Chapter Text
The trees lazily swayed around her in the field where she lay amongst the lavender, painting the damp ground purple.
She looked upward toward the sun, staring straight at its molten heart and daring it to blind her as it shone brightly in the endless expanse of deep cerulean, dotted with ships of clouds adrift in silence.
The fresh spring wind whipped by softly, weaving through her quills and permeating the air with the soft scent of the lavenders around her and petrichor.
She watched as Flickies flew from tree to tree, chirping happily; the animals were scurrying around, scavenging and playing with each other as well.
It was peaceful and silent.
Mostly.
Her ears, longer and better at hearing than the average hedgehog’s, could pick up Chao sounds and laughter from a nearby Chao Garden.
Shadow sighed and blinked the tears that had formed in her stinging eyes away, a mild consequence of attempting to stare down the sun.
Her thoughts drifted in her head in lazy arcs, yet one looped back to her heart: death, which she imagined not as silence, but as the sweet stillness of spring.
It wasn’t the first time that she’d thought of it. Death was a concept that plagued her thoughts and dreams from the first breath of dawn to the final sigh of night, every day.
It was a concept just as lost on her as mortality was—a being who would never experience it, no matter how much she welcomed it.
Others feared death, viewing immortality as perfection that they strived to attain. That was partly why she was made. Aside from being created to be the perfect weapon and the key to all manner of medicine, she was to be the key to immortality as well.
Human avarice was the catalyst of her existence. They saw themselves fit to play God for their selfish endeavors and hence doomed her to an eternity of pain and loss.
The implications of her own immortality were not lost on her. She was well aware that once they started approaching their thirties, her friends would begin to show imperceptible signs of aging while she stayed looking like she’d barely entered her twenties.
In her eyes, there was nothing better than aging with those you hold dear and eventually passing on—off to pursue other adventures with them far away from the mortal plane.
Yet others see perfection in being able to live forever. Whatever their motivations, be it to walk the Earth and explore its beauty until its end or to amass fame and fortune, she did not care.
Immortality belonged to the gods—those timeless stewards of balance and sky—not to mortals who could not carry its weight without breaking. It would not be natural.
They were meant to live and die, to experience the sacred rhythm that gives each heartbeat its value and each choice its consequence.
In their impermanence lay their true perfection: the ability to cherish what is fleeting, to love what must eventually be let go, and to participate in the ancient dance of renewal that sustains all life.
Their mortality was not a flaw to be corrected, but the very signature of their lives—the precious limitation that made each sunrise a gift rather than an expectation, each connection a treasure rather than an inevitability.
Shadow shifted slightly to pull her arms from behind her head and rest them on her sides like a starfish. She couldn’t fathom why anyone would want to live forever, to see as the people they met, loved, and lived with eventually moved on to their next great adventure.
The sun was now in the middle of the sky, indicating that it was noon.
She thought of Maria. Was she happy wherever she was? They had talked about death once, back when she lived on the ARK. Maria had said she imagined death to be a friend that came and took you from your suffering, but also an enemy to those who were wicked and tainted the Earth.
The blonde girl had also introduced the concept of the astral plane—where one goes after death before they join those who have passed before them. She said it takes the form of the place you loved most while you were alive.
Shadow hadn’t understood much of what she’d said back then, but now she did.
She wonders if her unnatural beginnings would affect her artificial immortality. Would she die with the Earth when its time comes, or will she be doomed to outlive it?
Suddenly, her ears twitched toward a steadily increasing sound of footsteps approaching at a speed only one other person could achieve: Sonic.
Shadow closed her eyes and heaved out a deep breath before opening them again when the footsteps suddenly stopped and a strong gust of wind blew by her.

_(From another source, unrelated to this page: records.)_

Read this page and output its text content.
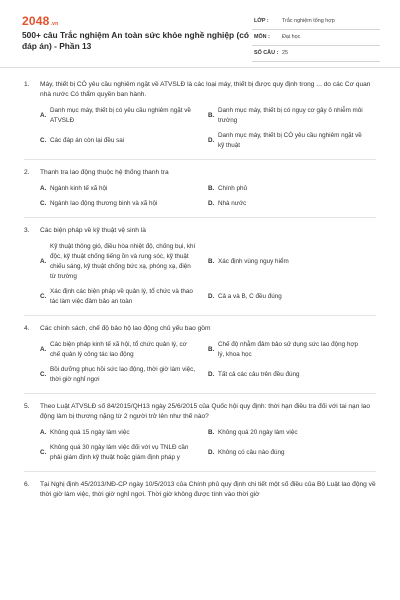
2048.vn
500+ câu Trắc nghiệm An toàn sức khỏe nghề nghiệp (có đáp án) - Phần 13
LỚP : Trắc nghiệm tổng hợp
MÔN : Đại học
SỐ CÂU : 25
1. Máy, thiết bị CÓ yêu cầu nghiêm ngặt về ATVSLĐ là các loại máy, thiết bị được quy định trong ... do các Cơ quan nhà nước Có thẩm quyền ban hành.
A.
Danh mục máy, thiết bị có yêu cầu nghiêm ngặt về ATVSLĐ
B.
Danh mục máy, thiết bị có nguy cơ gây ô nhiễm môi trường
C. Các đáp án còn lại đều sai	D.
Danh mục máy, thiết bị CÓ yêu cầu nghiêm ngặt về kỹ thuật
2. Thanh tra lao động thuộc hệ thống thanh tra
A. Ngành kinh tế xã hội	B. Chính phủ
C. Ngành lao động thương binh và xã hội	D. Nhà nước
3. Các biện pháp về kỹ thuật vệ sinh là
A.
Kỹ thuật thông gió, điều hòa nhiệt độ, chống bụi, khí độc, kỹ thuật chống tiếng ồn và rung sóc, kỹ thuật chiếu sáng, kỹ thuật chống bức xạ, phóng xạ, điện từ trường
B. Xác định vùng nguy hiểm
C.
Xác định các biện pháp về quản lý, tổ chức và thao tác làm việc đảm bảo an toàn
D. Cả a và B, C đều đúng
4. Các chính sách, chế độ bảo hộ lao động chủ yếu bao gồm
A.
Các biện pháp kinh tế xã hội, tổ chức quản lý, cơ chế quản lý công tác lao động
B.
Chế độ nhằm đảm bảo sử dụng sức lao động hợp lý, khoa học
C.
Bồi dưỡng phục hồi sức lao động, thời giờ làm việc, thời giờ nghỉ ngơi
D. Tất cả các câu trên đều đúng
5. Theo Luật ATVSLĐ số 84/2015/QH13 ngày 25/6/2015 của Quốc hội quy định: thời hạn điều tra đối với tai nạn lao động làm bị thương nặng từ 2 người trở lên như thế nào?
A. Không quá 15 ngày làm việc	B. Không quá 20 ngày làm việc
C.
Không quá 30 ngày làm việc đối với vụ TNLĐ cần phải giám định kỹ thuật hoặc giám định pháp y
D. Không có câu nào đúng
6. Tại Nghị định 45/2013/NĐ-CP ngày 10/5/2013 của Chính phủ quy định chi tiết một số điều của Bộ Luật lao động về thời giờ làm việc, thời giờ nghỉ ngơi. Thời giờ không được tính vào thời giờ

Bright green eyes peered down at her, their owner sporting a goofy grin. Two Chao, one black and one blue, sat in Sonic’s arms, clearly disoriented by the speed but unharmed.

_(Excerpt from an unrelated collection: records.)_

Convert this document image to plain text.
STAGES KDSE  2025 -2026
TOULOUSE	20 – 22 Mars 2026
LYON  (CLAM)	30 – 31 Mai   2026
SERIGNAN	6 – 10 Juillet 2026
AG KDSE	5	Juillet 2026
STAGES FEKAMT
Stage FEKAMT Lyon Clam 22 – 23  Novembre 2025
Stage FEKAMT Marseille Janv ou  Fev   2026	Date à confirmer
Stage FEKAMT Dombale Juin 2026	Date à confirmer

“I didn’t wake you, did I?” Sonic asked cheekily.
Shadow rolled her eyes grumpily but welcomed the intrusion regardless.
“Of course you didn’t. You wouldn’t catch me sleeping anywhere you and your immature friends could find me easily,” she replied with little bite.
Sonic dumped the black-and-red Chao in Shadow’s lap as she sat up and plopped herself beside her, beginning to talk about the Chao Garden.
Shadow let her speak as she played with the Chao. She would sulk about death later. There was time enough for mourning things that hadn’t yet come to pass.
For now, she let herself fall into the warmth of the sun, the scent of lavender clinging to the breeze, the soft chattering of Chao and the familiar, irritating comfort of Sonic’s voice.
Shadow didn’t know what the future would bring. Whether it held endless loneliness or something gentler, but that didn’t matter today. Everything she knows is still around her and she would live in the present until time comes for her to confront the future.